Add school-specific help articles using Schoolwati's built-in editor — for the ones generic docs don't cover.

Writing your own help articles

The articles you're reading in this help centre are written by Schoolwati. But your institution can also write its own — school-specific guides for things like "How do we register for the annual day" or "Where to find the lunch menu". This article shows how.

Who can write articles

Anyone with the kb:author permission. Typically the school's docs team or a couple of admins.

Where to find the editor

From the menu: Communication → Help Articles. You'll see a list with status badges (Draft / Published / Archived).

Creating an article

  1. Click + New Article.
  2. The editor opens with two panes — your markdown on the left, the live preview on the right.
  3. Fill in:

- Title — clear and action-oriented ("How to download your child's report card"). - Slug — auto-derived from the title. Locks after first save. - Category — pick one. - Summary — one sentence shown on the help-centre listing. - Body — written in markdown. The preview updates as you type.

  1. Click Save to draft.

Markdown supported

Headings (# H1 through ###### H6), bold (bold), italic (italic), inline code, code blocks, ordered and unordered lists, links, tables.

To link to another article use /help/<slug> — the link works on the public help page and in the chatbot.

Draft and publish

  • Draft — invisible to everyone except authors.
  • Published — visible to the audience the article is scoped to.
  • Archived — kept but hidden.

You need the kb:publish permission separately from kb:author — so writers can iterate without publishing by mistake.

Versions

Every time you edit a published article, a new version is recorded.

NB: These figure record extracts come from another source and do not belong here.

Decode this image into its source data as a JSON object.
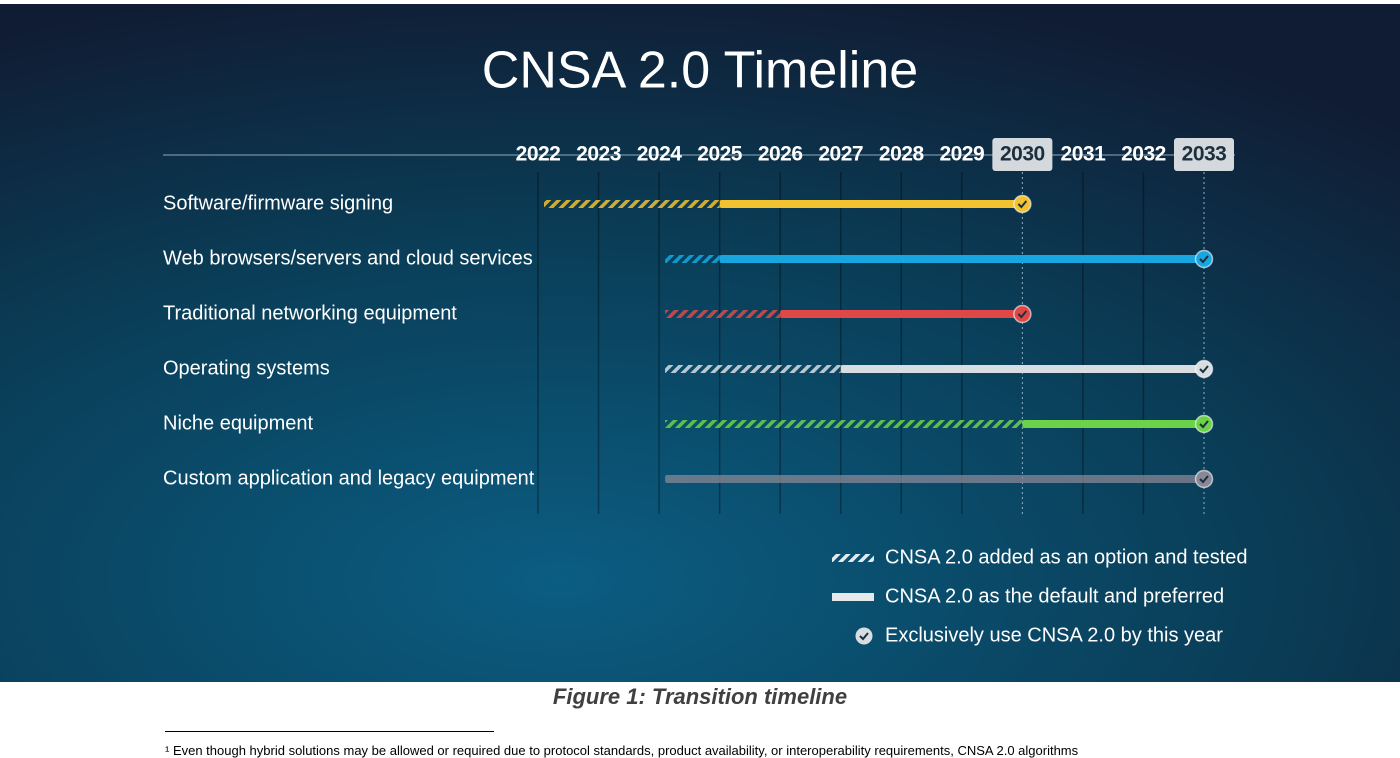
{
  "chart_data": {
    "type": "timeline",
    "title": "CNSA 2.0 Timeline",
    "xlim": [
      2022,
      2033
    ],
    "xticks": [
      2022,
      2023,
      2024,
      2025,
      2026,
      2027,
      2028,
      2029,
      2030,
      2031,
      2032,
      2033
    ],
    "highlighted_ticks": [
      2030,
      2033
    ],
    "series": [
      {
        "name": "Software/firmware signing",
        "color": "#f2c230",
        "option_start": 2022,
        "default_start": 2025,
        "end": 2030
      },
      {
        "name": "Web browsers/servers and cloud services",
        "color": "#18a6e0",
        "option_start": 2024,
        "default_start": 2025,
        "end": 2033
      },
      {
        "name": "Traditional networking equipment",
        "color": "#e04848",
        "option_start": 2024,
        "default_start": 2026,
        "end": 2030
      },
      {
        "name": "Operating systems",
        "color": "#d8dde2",
        "option_start": 2024,
        "default_start": 2027,
        "end": 2033
      },
      {
        "name": "Niche equipment",
        "color": "#6cd24a",
        "option_start": 2024,
        "default_start": 2030,
        "end": 2033
      },
      {
        "name": "Custom application and legacy equipment",
        "color": "#8a8796",
        "option_start": 2024,
        "default_start": null,
        "end": 2033
      }
    ],
    "legend": {
      "option": "CNSA 2.0 added as an option and tested",
      "default": "CNSA 2.0 as the default and preferred",
      "exclusive": "Exclusively use CNSA 2.0 by this year"
    }
  },
  "caption": "Figure 1: Transition timeline",
  "footnote": "¹ Even though hybrid solutions may be allowed or required due to protocol standards, product availability, or interoperability requirements, CNSA 2.0 algorithms"
}
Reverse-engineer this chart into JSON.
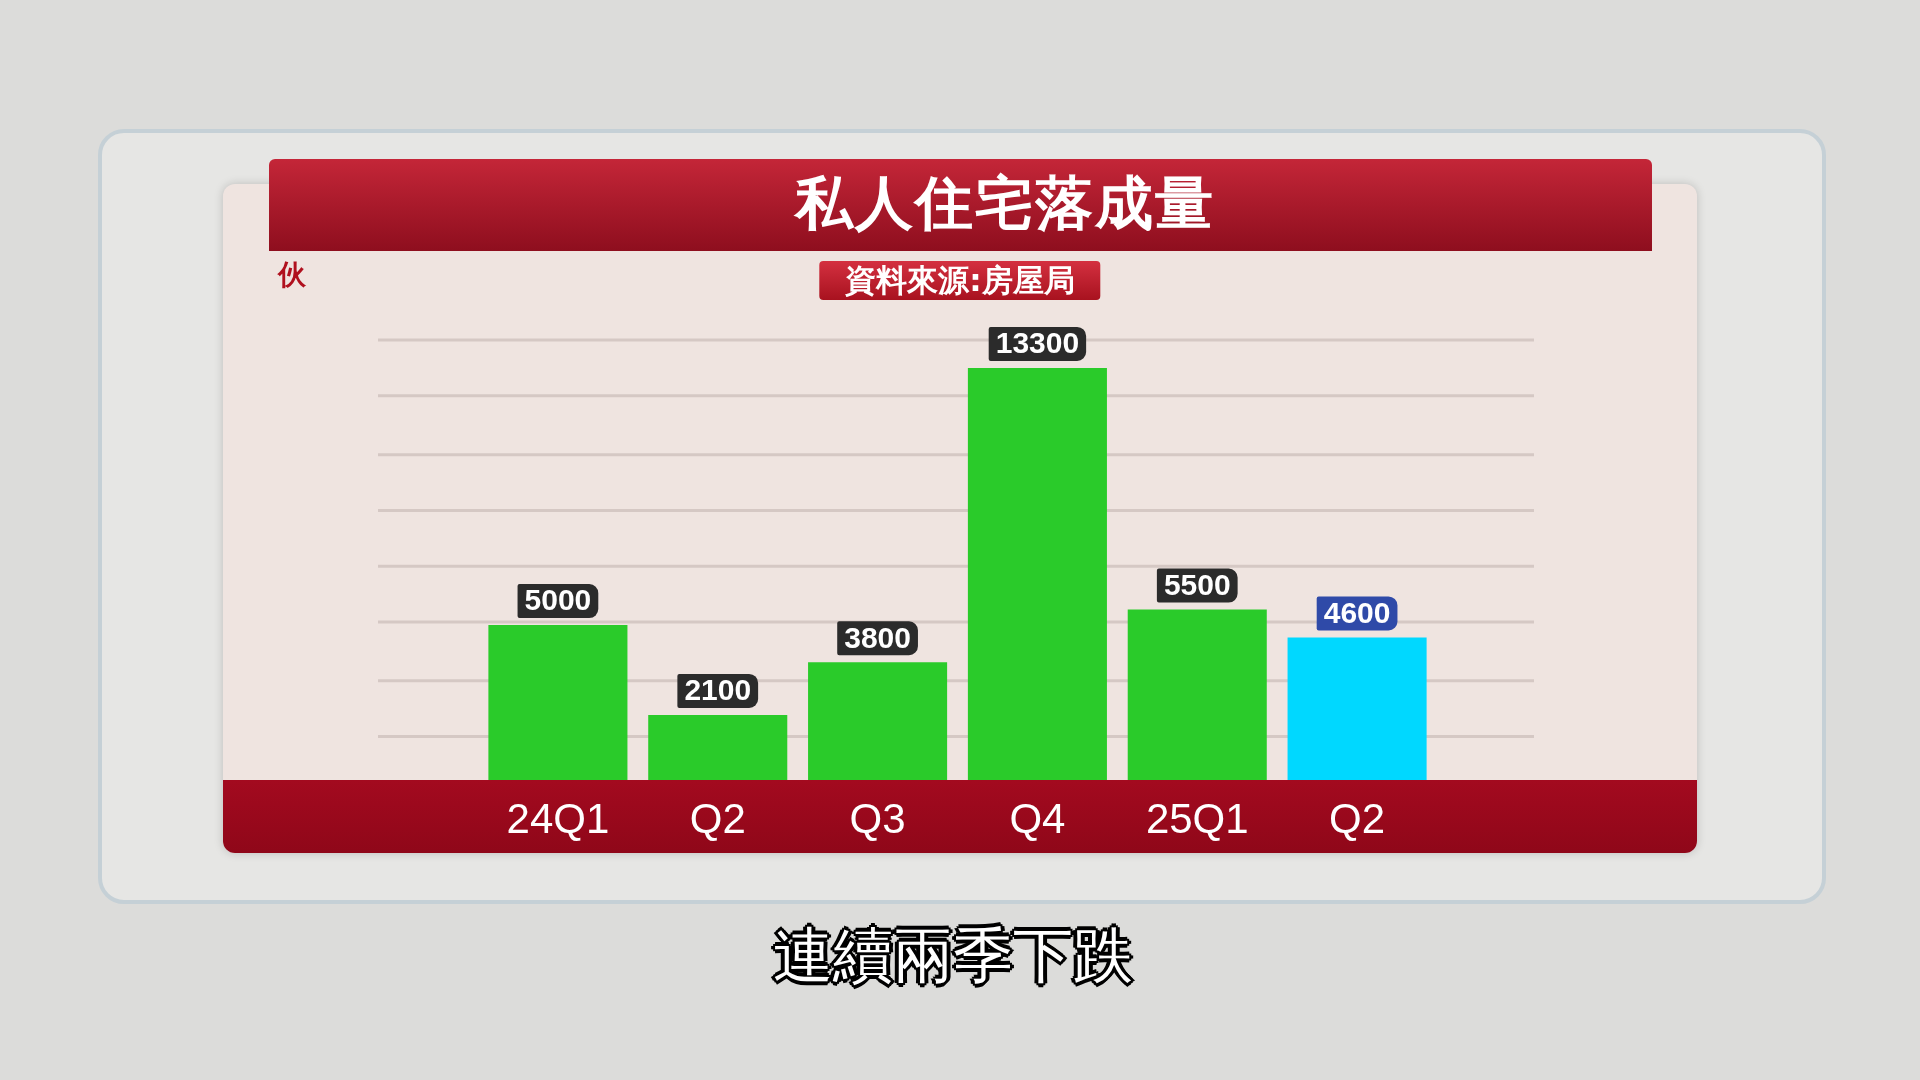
{
  "chart_data": {
    "type": "bar",
    "title": "私人住宅落成量",
    "ylabel": "伙",
    "annotations": [
      "資料來源:房屋局",
      "連續兩季下跌"
    ],
    "categories": [
      "24Q1",
      "Q2",
      "Q3",
      "Q4",
      "25Q1",
      "Q2"
    ],
    "values": [
      5000,
      2100,
      3800,
      13300,
      5500,
      4600
    ],
    "colors": [
      "#2acb2a",
      "#2acb2a",
      "#2acb2a",
      "#2acb2a",
      "#2acb2a",
      "#00d8ff"
    ],
    "ylim": [
      0,
      14200
    ],
    "yticks": [
      {
        "value": 1400,
        "label": null
      },
      {
        "value": 3200,
        "label": null
      },
      {
        "value": 5100,
        "label": null
      },
      {
        "value": 6900,
        "label": null
      },
      {
        "value": 8700,
        "label": null
      },
      {
        "value": 10500,
        "label": null
      },
      {
        "value": 12400,
        "label": null
      },
      {
        "value": 14200,
        "label": null
      }
    ],
    "grid": "y",
    "tick_labels": "x",
    "data_labels": true
  }
}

The version-history panel shows who edited it and when. You can roll back to a previous version with one click.

Who sees your articles

  • Your school's articles are visible only to your school's users.
  • Schoolwati's platform-wide articles are visible to everyone.
  • The help centre browser shows both lists merged for your users.

Writing tips

  • Lead with the answer. Parents skim — the first sentence should tell them what the article does.
  • Use H2 headings to break up sections. Walls of text hide the answer.
  • Add a "Related articles" section at the end with /help/<slug> links.
  • Don't paste screenshots — they get stale. Describe the navigation in text ("Click Setup → Branches").